Commonly thought of as only a gym supplement, glutamine is actually best understood to repair and support the gut lining, especially while under stress. In Japan, glutamine is the most popular anti-ulcer medication prescribed by doctors in dosages of 20 grams a day or more.
As seen in the improvement of gut permeability, glutamine can improve the growth and survival of enterocytes, or intestinal cells. This finding alone leaves us with further and more important connections to make on overall stress, inflammation, and immune response.
#2 Soluble Fiber
Soluble fiber means that it is fermentable, or digestible by the body. The primary mechanism of soluble forms of fiber is that it increases levels of beneficial or friendly bacteria in the gut microbiome.
Soluble fiber serves to calm the stomach, increase digestion efficiency while easing constipation and other adverse gut side effects such as diarrhea. Finally, we can find soluble fiber in studies lowering cholesterol, blood sugar, blood pressure, appetite, and body weight.
Dietary fiber still remains a “Keto-friendly” and “Vegan-friendly” food source we find in popular options such as avocados, nuts, and even some fiber supplements, such as psyllium. As previously discussed, dietary fiber produces SCFAs, serotonin, and GABA in the body.
#3 Insoluble Fiber
Insoluble does not dissolve in water, contains no calories, and is not digestible by the gut. Despite not being digestible, we have discovered insoluble fiber to alter the gut microbiome positively in as little as two weeks.

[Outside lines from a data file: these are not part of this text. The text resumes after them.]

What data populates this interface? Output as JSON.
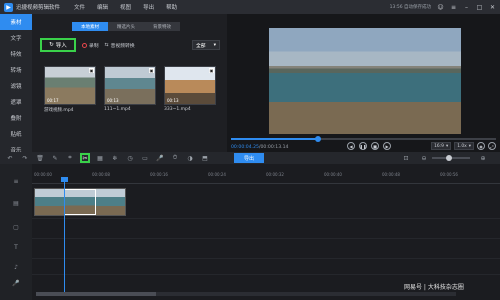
{
  "app": {
    "title": "迅捷视频剪辑软件"
  },
  "menu": [
    "文件",
    "编辑",
    "视图",
    "导出",
    "帮助"
  ],
  "titlebar": {
    "status": "13:56 自动保存成功"
  },
  "sidebar": {
    "items": [
      "素材",
      "文字",
      "特效",
      "转场",
      "滤镜",
      "遮罩",
      "叠附",
      "贴纸",
      "音乐"
    ],
    "active_index": 0
  },
  "media": {
    "tabs": [
      "本地素材",
      "精选片头",
      "背景特效"
    ],
    "active_tab": 0,
    "import_label": "导入",
    "record_label": "录制",
    "convert_label": "音视频转换",
    "filter_value": "全部",
    "thumbnails": [
      {
        "name": "游戏视频.mp4",
        "duration": "00:17"
      },
      {
        "name": "111~1.mp4",
        "duration": "00:13"
      },
      {
        "name": "333~1.mp4",
        "duration": "00:13"
      }
    ]
  },
  "preview": {
    "current_time": "00:00:04.25",
    "total_time": "00:00:13.14",
    "aspect": "16:9",
    "speed": "1.0x",
    "progress": 0.33
  },
  "edit_toolbar": {
    "export_label": "导出"
  },
  "timeline": {
    "ruler": [
      "00:00:00",
      "00:00:08",
      "00:00:16",
      "00:00:24",
      "00:00:32",
      "00:00:40",
      "00:00:48",
      "00:00:56"
    ]
  },
  "watermark": "网易号 | 大科技杂志圈",
  "colors": {
    "accent": "#2f8cf0",
    "highlight": "#3ad14a",
    "bg": "#1e1f23"
  }
}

Containing no usable carbohydrates, we refer to insoluble fiber as a metaphoric “brush for the insides”. In contrast to soluble fiber, insoluble fiber speeds up digestion, to reduce constipation, by adding “bulk” thus maintaining regularity.
We find insoluble fiber to lower the risk of heart disease in high-risk individuals. Finally, insoluble fiber improves insulin sensitivity and risk for type 2 diabetes.
#4 Digestive Enzymes
The aging process along with stress lowers the production of our natural digestive enzymes. Optimizing digestion is critically important as undigested food matter feeds the harmful bacteria, which further worsens the problem of gut dysbiosis, a condition where the balance in the gut microbiome favors the “bad” bacteria.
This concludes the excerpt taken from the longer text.